Parameterised instances (different env per slot) are deliberately out of scope — for that, declare one compose service per slot.

[services.X] or [tasks.X] can also point at a compose service directly, without bringing in the bulk [compose.<alias>] block:

# Long-running single service backed by compose:
[services.api]
compose_file = "./docker-compose.yml"
compose_service = "api" # defaults to the table key
# Cron task running a compose-defined image once:
[tasks.nightly-backup]
cron = "0 3 * * *"
compose_file = "./docker-compose.yml"
compose_service = "backup"

run and compose_file are mutually exclusive on the same table — RunWisp rejects the config at load if both are set.
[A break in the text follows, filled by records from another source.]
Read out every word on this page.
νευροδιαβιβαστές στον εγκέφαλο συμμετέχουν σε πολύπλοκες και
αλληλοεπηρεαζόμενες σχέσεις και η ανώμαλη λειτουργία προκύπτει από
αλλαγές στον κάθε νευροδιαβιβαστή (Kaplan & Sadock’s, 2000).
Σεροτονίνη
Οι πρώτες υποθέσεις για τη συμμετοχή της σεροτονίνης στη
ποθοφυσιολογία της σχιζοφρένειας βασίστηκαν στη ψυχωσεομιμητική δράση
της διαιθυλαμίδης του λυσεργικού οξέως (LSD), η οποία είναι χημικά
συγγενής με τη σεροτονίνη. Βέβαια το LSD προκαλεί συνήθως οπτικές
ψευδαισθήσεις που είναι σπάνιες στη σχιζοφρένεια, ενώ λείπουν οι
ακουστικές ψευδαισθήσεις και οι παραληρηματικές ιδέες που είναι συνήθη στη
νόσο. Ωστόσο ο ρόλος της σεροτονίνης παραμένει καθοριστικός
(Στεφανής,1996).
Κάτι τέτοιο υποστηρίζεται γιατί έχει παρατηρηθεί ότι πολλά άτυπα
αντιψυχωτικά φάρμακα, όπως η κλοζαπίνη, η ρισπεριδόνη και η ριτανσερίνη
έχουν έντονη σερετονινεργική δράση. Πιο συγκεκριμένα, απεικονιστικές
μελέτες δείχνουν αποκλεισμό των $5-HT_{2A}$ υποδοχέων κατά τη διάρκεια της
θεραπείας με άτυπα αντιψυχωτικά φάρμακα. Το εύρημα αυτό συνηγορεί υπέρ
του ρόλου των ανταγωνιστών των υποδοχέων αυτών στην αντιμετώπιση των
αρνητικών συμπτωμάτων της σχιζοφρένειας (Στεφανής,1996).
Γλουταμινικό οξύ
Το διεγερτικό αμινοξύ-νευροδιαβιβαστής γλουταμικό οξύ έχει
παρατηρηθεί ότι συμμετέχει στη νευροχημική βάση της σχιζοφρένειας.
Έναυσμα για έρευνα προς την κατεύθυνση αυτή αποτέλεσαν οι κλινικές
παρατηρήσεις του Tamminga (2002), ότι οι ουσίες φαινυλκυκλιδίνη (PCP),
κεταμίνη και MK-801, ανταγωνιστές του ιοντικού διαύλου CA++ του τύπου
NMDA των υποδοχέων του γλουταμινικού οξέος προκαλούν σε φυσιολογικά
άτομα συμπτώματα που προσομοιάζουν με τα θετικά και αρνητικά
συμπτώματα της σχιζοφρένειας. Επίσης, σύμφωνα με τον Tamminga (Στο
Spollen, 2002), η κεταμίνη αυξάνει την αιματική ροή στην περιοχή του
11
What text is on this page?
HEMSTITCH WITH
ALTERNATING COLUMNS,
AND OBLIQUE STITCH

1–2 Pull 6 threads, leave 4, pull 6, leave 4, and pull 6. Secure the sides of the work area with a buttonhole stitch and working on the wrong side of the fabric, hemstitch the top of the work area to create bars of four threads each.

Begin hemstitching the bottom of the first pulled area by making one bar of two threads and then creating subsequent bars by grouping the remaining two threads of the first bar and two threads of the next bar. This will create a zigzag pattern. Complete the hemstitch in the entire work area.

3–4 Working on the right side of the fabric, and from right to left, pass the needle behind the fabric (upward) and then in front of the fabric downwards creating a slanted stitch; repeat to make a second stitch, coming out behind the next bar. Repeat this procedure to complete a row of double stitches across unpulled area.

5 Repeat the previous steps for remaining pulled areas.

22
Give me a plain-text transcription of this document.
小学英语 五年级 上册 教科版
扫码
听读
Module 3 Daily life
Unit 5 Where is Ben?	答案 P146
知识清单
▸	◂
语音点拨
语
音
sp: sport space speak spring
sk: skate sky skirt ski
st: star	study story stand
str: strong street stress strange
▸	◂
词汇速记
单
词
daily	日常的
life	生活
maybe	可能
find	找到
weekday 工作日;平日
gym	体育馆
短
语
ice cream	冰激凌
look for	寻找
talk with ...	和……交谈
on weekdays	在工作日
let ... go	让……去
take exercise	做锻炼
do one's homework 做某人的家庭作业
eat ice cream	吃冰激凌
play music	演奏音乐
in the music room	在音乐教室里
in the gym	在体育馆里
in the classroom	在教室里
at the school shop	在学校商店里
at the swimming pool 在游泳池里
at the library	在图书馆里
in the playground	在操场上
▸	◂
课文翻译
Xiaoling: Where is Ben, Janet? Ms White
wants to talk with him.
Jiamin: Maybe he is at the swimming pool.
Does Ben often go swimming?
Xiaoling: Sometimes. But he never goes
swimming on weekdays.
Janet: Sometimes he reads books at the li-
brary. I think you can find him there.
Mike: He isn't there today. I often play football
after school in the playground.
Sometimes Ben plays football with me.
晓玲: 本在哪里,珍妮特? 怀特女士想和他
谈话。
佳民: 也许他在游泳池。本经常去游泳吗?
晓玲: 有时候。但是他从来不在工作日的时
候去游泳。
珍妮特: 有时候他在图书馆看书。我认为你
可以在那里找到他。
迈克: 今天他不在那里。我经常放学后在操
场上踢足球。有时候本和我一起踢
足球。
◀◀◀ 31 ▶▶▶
RunWisp owns supervision: when a container exits, the RunWisp service supervisor decides whether to restart based on the task’s restart policy and backoff curve. The compose-file restart: directive is not consulted — RunWisp is your supervisor now.

When the docker CLI is missing or the Docker daemon is unreachable, imported tasks remain visible in the UI but their runs fail with a clear system-log message pointing at install docs.